My father stood up and walked towards me. He looked a little better. He was wearing a clean set of clothes and he had his teeth in. He was clutching the cigarettes and lighter in his hand.
When he saw the carton that I was holding he smiled at me. ‘Marlboro Gold?’
‘Hang on, dad, hang on. How are you? You look a lot better, really.’
He held his hand open for the carton. ‘Yeah, I feel better. My cigarettes, please, please.’
‘Dad, I’m going to hand these cigarettes in at the nurse’s station. They’ll put your name on them and look after them for you. I’m not going to give them to you. They’ll get knocked off.’
He closely followed my every word.
‘You understand that, dad? Remember that time when you were in here and two packets of Winfield went missing? Remember that? You had no smokes for the rest of the weekend. Remember that?’
I don’t think he remembered it at all, but just the thought of having hi
s cigarettes stolen terrified him now. I indicated in the general direction of the nurse’s station.
‘All you have to do, dad, is go to the nurse’s station and ask for them. When you want another packet of cigarettes you ask and they’ll give you one.’

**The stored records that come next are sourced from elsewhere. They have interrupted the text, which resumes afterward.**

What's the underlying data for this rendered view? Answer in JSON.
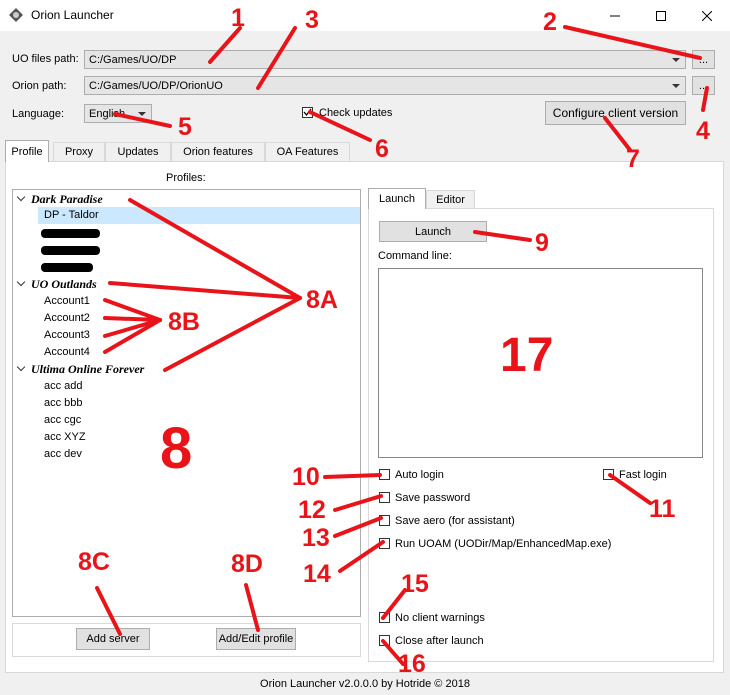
{
  "window": {
    "title": "Orion Launcher"
  },
  "top": {
    "uo_files_label": "UO files path:",
    "uo_files_value": "C:/Games/UO/DP",
    "orion_label": "Orion path:",
    "orion_value": "C:/Games/UO/DP/OrionUO",
    "browse_label": "...",
    "language_label": "Language:",
    "language_value": "English",
    "check_updates_label": "Check updates",
    "configure_label": "Configure client version"
  },
  "tabs": [
    "Profile",
    "Proxy",
    "Updates",
    "Orion features",
    "OA Features"
  ],
  "profiles": {
    "header": "Profiles:",
    "groups": [
      {
        "name": "Dark Paradise",
        "items": [
          "DP - Taldor"
        ]
      },
      {
        "name": "UO Outlands",
        "items": [
          "Account1",
          "Account2",
          "Account3",
          "Account4"
        ]
      },
      {
        "name": "Ultima Online Forever",
        "items": [
          "acc add",
          "acc bbb",
          "acc cgc",
          "acc XYZ",
          "acc dev"
        ]
      }
    ],
    "add_server_label": "Add server",
    "add_edit_label": "Add/Edit profile"
  },
  "launch": {
    "tabs": [
      "Launch",
      "Editor"
    ],
    "launch_button": "Launch",
    "command_line_label": "Command line:",
    "options": {
      "auto_login": "Auto login",
      "fast_login": "Fast login",
      "save_password": "Save password",
      "save_aero": "Save aero (for assistant)",
      "run_uoam": "Run UOAM (UODir/Map/EnhancedMap.exe)",
      "no_client_warnings": "No client warnings",
      "close_after_launch": "Close after launch"
    }
  },
  "footer": "Orion Launcher v2.0.0.0 by Hotride © 2018",
  "annotations": [
    "1",
    "2",
    "3",
    "4",
    "5",
    "6",
    "7",
    "8",
    "8A",
    "8B",
    "8C",
    "8D",
    "9",
    "10",
    "11",
    "12",
    "13",
    "14",
    "15",
    "16",
    "17"
  ],
  "colors": {
    "annotation": "#e8141a",
    "selection": "#cce8ff"
  }
}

He stood up and walked out the door leading to the courtyard. I followed him outside. As soon as he opened his packet of cigarettes two patients gravitated towards us and asked him for a smoke. Without hesitation he gave a cigarette to each of them. One of them, a skinny teenage kid wearing a pair of red tracksuit pants and a sleeveless North Melbourne football jumper, also asked for a light. The other patient put his unlit cigarette in his shirt pocket and quickly walked away.

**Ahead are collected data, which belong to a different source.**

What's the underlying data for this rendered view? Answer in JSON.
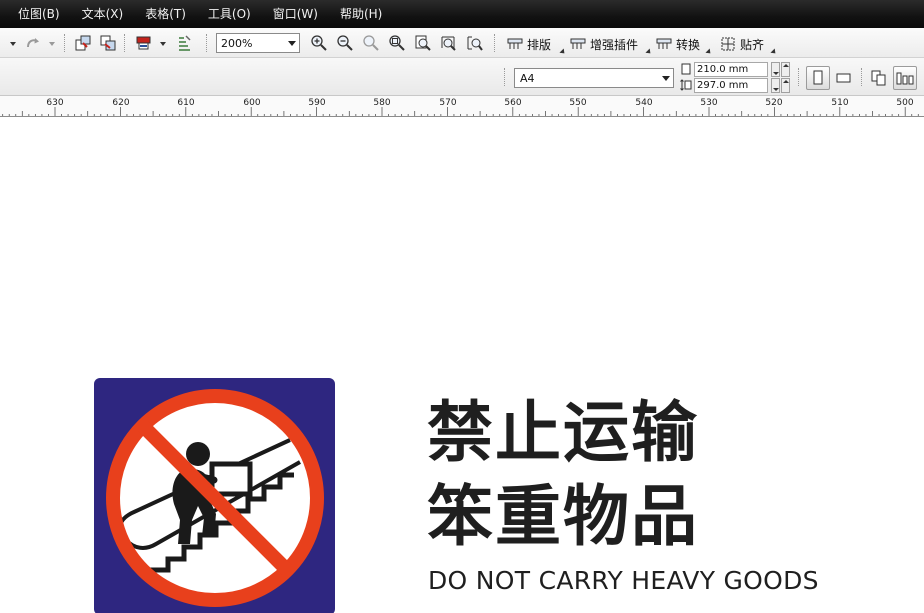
{
  "menu": {
    "items": [
      "位图(B)",
      "文本(X)",
      "表格(T)",
      "工具(O)",
      "窗口(W)",
      "帮助(H)"
    ]
  },
  "toolbar": {
    "zoom_value": "200%",
    "buttons": [
      "排版",
      "增强插件",
      "转换",
      "贴齐"
    ]
  },
  "property_bar": {
    "paper_size": "A4",
    "width": "210.0 mm",
    "height": "297.0 mm"
  },
  "ruler": {
    "labels": [
      "630",
      "620",
      "610",
      "600",
      "590",
      "580",
      "570",
      "560",
      "550",
      "540",
      "530",
      "520",
      "510",
      "500"
    ]
  },
  "sign": {
    "line1": "禁止运输",
    "line2": "笨重物品",
    "english": "DO NOT CARRY HEAVY GOODS",
    "colors": {
      "background": "#2e2680",
      "ring": "#e8401c",
      "figure": "#1a1a1a"
    }
  }
}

I could not believe what he had just done. ‘Dad, don’t give your cigarettes away like that. You’ll have none left for yourself. Don’t do that. Why did you do that?’
He looked at me defensively, as if I had accused him of something he had not done. ‘No, I won’t. I won’t give them away. I won’t.’

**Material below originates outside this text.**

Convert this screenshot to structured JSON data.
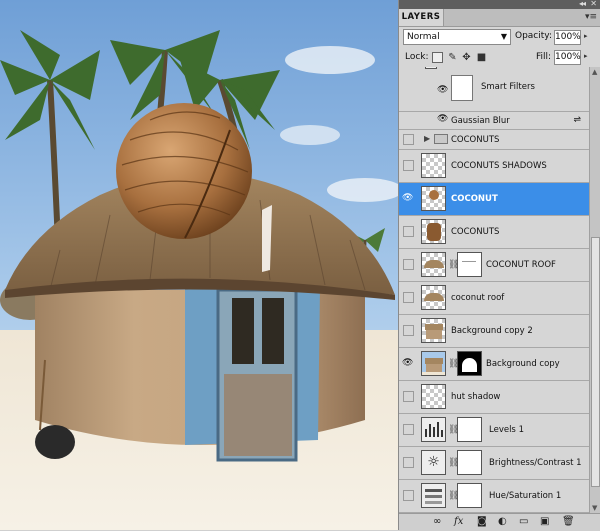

His hair and beard had been washed, but it was clear that he could do with a haircut. Before leaving the hospital I enquired about it. The nurse shook her head and explained that the hospital no longer provided a barber for patients; if I wanted him to have a haircut I would have to arrange it myself and have a hairdresser from outside come in and do it.
She picked up a business card from a collection sitting on the counter and handed it to me. ‘You could try these people. They’re regulars here.’
The card read Modern Settings & Styles.
‘And before you leave, Mr Byrne, could you please collect your father’s personal washing. We no longer have a laundry on the premises.’
I wondered what it was that they did still have on the premises. ‘Is this still a public hospital? A taxpayer-funded public hospital?’
‘Yes, it certainly is, Mr Byrne. And we no longer have a laundry service, nor is personal grooming provided for patients.’
I had no confidence that my father would allow himself to be manhandled by Modern Settings & Styles, so I returned the next day with a packet of disposable razors, shaving cream, a comb, and a pair of scissors. I asked a nurse if we could use one of the bathrooms for the haircut and shave. She diligently explained to me that visitors were not allowed to enter either the patient dormitories or their bathrooms.